Délaissés par les affiches de publicité, les murs parisiens ou new-yorkais ont ainsi vu fleurir les photos de Laurence Geai, Hugo Aymar, Ashley Gilbertson, Nina Berman, Ismail Ferdous, Gaia Squarci, Oscar B. Castillo, Fabio Bucciarelli ou Nichole Sobecki. "Sans les publicités, leurs images ont d’autant plus de visibilité", se réjouit Pierre Terdjman, qui considère la rue "comme le plus grand de tous les réseaux".

"Voir les gens passer devant nos affiches m’a fait sentir que nous appartenions encore au monde réel. L’expérience du monde en ligne, c’est bien, mais c’est important de continuer à être présent dans le monde physique", commente Nina Berman, qui a participé au collage des affiches. Cette photographe américaine, de l’agence Noor, documente la crise sanitaire à New York, ville la plus touchée des États-Unis avec plus de 10 000 morts.

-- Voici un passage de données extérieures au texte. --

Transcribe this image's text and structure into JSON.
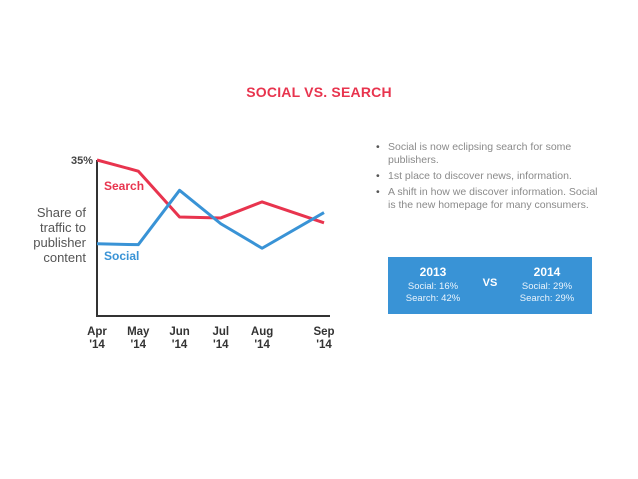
{
  "title": "SOCIAL VS. SEARCH",
  "ylabel_lines": [
    "Share of",
    "traffic to",
    "publisher",
    "content"
  ],
  "bullets": [
    "Social is now eclipsing search for some publishers.",
    "1st place to discover news, information.",
    "A shift in how we discover information. Social is the new homepage for many consumers."
  ],
  "comparison": {
    "left": {
      "year": "2013",
      "social": "Social: 16%",
      "search": "Search: 42%"
    },
    "vs": "VS",
    "right": {
      "year": "2014",
      "social": "Social: 29%",
      "search": "Search: 29%"
    }
  },
  "chart_data": {
    "type": "line",
    "categories": [
      {
        "month": "Apr",
        "year": "'14"
      },
      {
        "month": "May",
        "year": "'14"
      },
      {
        "month": "Jun",
        "year": "'14"
      },
      {
        "month": "Jul",
        "year": "'14"
      },
      {
        "month": "Aug",
        "year": "'14"
      },
      {
        "month": "Sep",
        "year": "'14"
      }
    ],
    "x": [
      0,
      1,
      2,
      3,
      4,
      5.5
    ],
    "ylim": [
      0,
      35
    ],
    "ytick_label": "35%",
    "ytick_value": 35,
    "series": [
      {
        "name": "Search",
        "color": "#e8344e",
        "values": [
          35,
          32.5,
          22.2,
          22,
          25.6,
          20.9
        ]
      },
      {
        "name": "Social",
        "color": "#3993d6",
        "values": [
          16.2,
          16,
          28.2,
          20.7,
          15.2,
          23.2
        ]
      }
    ],
    "grid": false,
    "legend": "inline labels"
  },
  "colors": {
    "search": "#e8344e",
    "social": "#3993d6"
  }
}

"Je ressens cette pandémie moins comme une menace physique pour mon corps que comme une menace existentielle pour ma ville, et mes photos sont empreintes de cette émotion", explique-t-elle à Pierre Terdjman lors d’un échange live sur Instagram. "Il y a des jours où je suis très paranoïaque, mais en même temps, notre industrie ne peut pas rester à la maison. Les journalistes de presse écrite ou de télé peuvent rester à la maison mais nous, les photojournalistes, on ne peut pas. Et c’est pour ça aussi qu’on peut comprendre comment marche ce virus."

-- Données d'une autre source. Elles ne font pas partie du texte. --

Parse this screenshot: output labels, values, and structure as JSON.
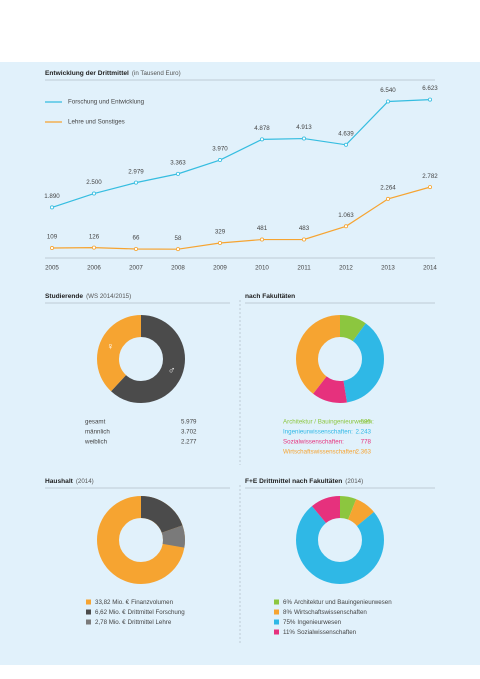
{
  "chart_data": [
    {
      "type": "line",
      "title": "Entwicklung der Drittmittel",
      "subtitle": "(in Tausend Euro)",
      "categories": [
        "2005",
        "2006",
        "2007",
        "2008",
        "2009",
        "2010",
        "2011",
        "2012",
        "2013",
        "2014"
      ],
      "ylim": [
        0,
        7000
      ],
      "series": [
        {
          "name": "Forschung und Entwicklung",
          "color": "#35bde0",
          "values": [
            1890,
            2500,
            2979,
            3363,
            3970,
            4878,
            4913,
            4639,
            6540,
            6623
          ],
          "value_labels": [
            "1.890",
            "2.500",
            "2.979",
            "3.363",
            "3.970",
            "4.878",
            "4.913",
            "4.639",
            "6.540",
            "6.623"
          ]
        },
        {
          "name": "Lehre und Sonstiges",
          "color": "#f6a431",
          "values": [
            109,
            126,
            66,
            58,
            329,
            481,
            483,
            1063,
            2264,
            2782
          ],
          "value_labels": [
            "109",
            "126",
            "66",
            "58",
            "329",
            "481",
            "483",
            "1.063",
            "2.264",
            "2.782"
          ]
        }
      ]
    },
    {
      "type": "donut",
      "title": "Studierende",
      "subtitle": "(WS 2014/2015)",
      "total_name": "gesamt",
      "total": 5979,
      "total_label": "5.979",
      "categories": [
        "männlich",
        "weiblich"
      ],
      "values": [
        3702,
        2277
      ],
      "value_labels": [
        "3.702",
        "2.277"
      ],
      "colors": [
        "#4b4b4b",
        "#f6a431"
      ],
      "symbols": [
        "♂",
        "♀"
      ]
    },
    {
      "type": "donut",
      "title": "nach Fakultäten",
      "categories": [
        "Architektur / Bauingenieurwesen:",
        "Ingenieurwissenschaften:",
        "Sozialwissenschaften:",
        "Wirtschaftswissenschaften:"
      ],
      "values": [
        595,
        2243,
        778,
        2363
      ],
      "value_labels": [
        "595",
        "2.243",
        "778",
        "2.363"
      ],
      "colors": [
        "#8cc63f",
        "#2fb8e6",
        "#e6317d",
        "#f6a431"
      ]
    },
    {
      "type": "donut",
      "title": "Haushalt",
      "subtitle": "(2014)",
      "categories": [
        "Finanzvolumen",
        "Drittmittel Forschung",
        "Drittmittel Lehre"
      ],
      "values": [
        33.82,
        6.62,
        2.78
      ],
      "value_labels": [
        "33,82 Mio. €",
        "6,62 Mio. €",
        "2,78 Mio. €"
      ],
      "colors": [
        "#f6a431",
        "#4b4b4b",
        "#7a7a7a"
      ]
    },
    {
      "type": "donut",
      "title": "F+E Drittmittel nach Fakultäten",
      "subtitle": "(2014)",
      "categories": [
        "Architektur und Bauingenieurwesen",
        "Wirtschaftswissenschaften",
        "Ingenieurwesen",
        "Sozialwissenschaften"
      ],
      "values": [
        6,
        8,
        75,
        11
      ],
      "value_labels": [
        "6%",
        "8%",
        "75%",
        "11%"
      ],
      "colors": [
        "#8cc63f",
        "#f6a431",
        "#2fb8e6",
        "#e6317d"
      ]
    }
  ]
}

Lutte contre la désinformation

Comprendre, pour mieux faire comprendre. Depuis quelques années, Dysturb a élargi son action en lançant des programmes pédagogiques dans les écoles en Europe et aux États-Unis. Le collectif développe des outils pour lutter contre les "infox" et autres "fake news".

La campagne sur le Covid-19 va dans ce sens. Les photos exposées sont accompagnées de données chiffrées et sourcées sur l’impact de la maladie ou les effets positifs du confinement : "Le confinement réduit de moitié le taux de transmissibilité du virus au sein de la population – source : Imperial College London", peut-on lire par exemple.

"Cette pandémie a prouvé une fois de plus les risques de la désinformation en ligne", explique Pierre Terdjman. "Nous sommes journalistes et notre boulot, c’est aussi de combattre les informations erronées diffusées sur les réseaux sociaux ou à la télé." "Aux États-Unis, certains républicains ont commencé à dire que le Covid-19 était un complot inventé pour faire tomber le président Trump. Mais nous sommes là pour attester que non et que la crise est réelle", ajoute Nina Berman. "Nous sommes là pour laisser des traces."

Et pour que ce travail se poursuive et s'enrichisse, Dysturb lance un appel à projets, en partenariat avec @EverydayAfrica, un réseau de photographes vivant et travaillant en Afrique, et la fondation Catchlight. Plus de regards à venir donc, pour capturer le réel, rétablir les faits et éveiller les consciences.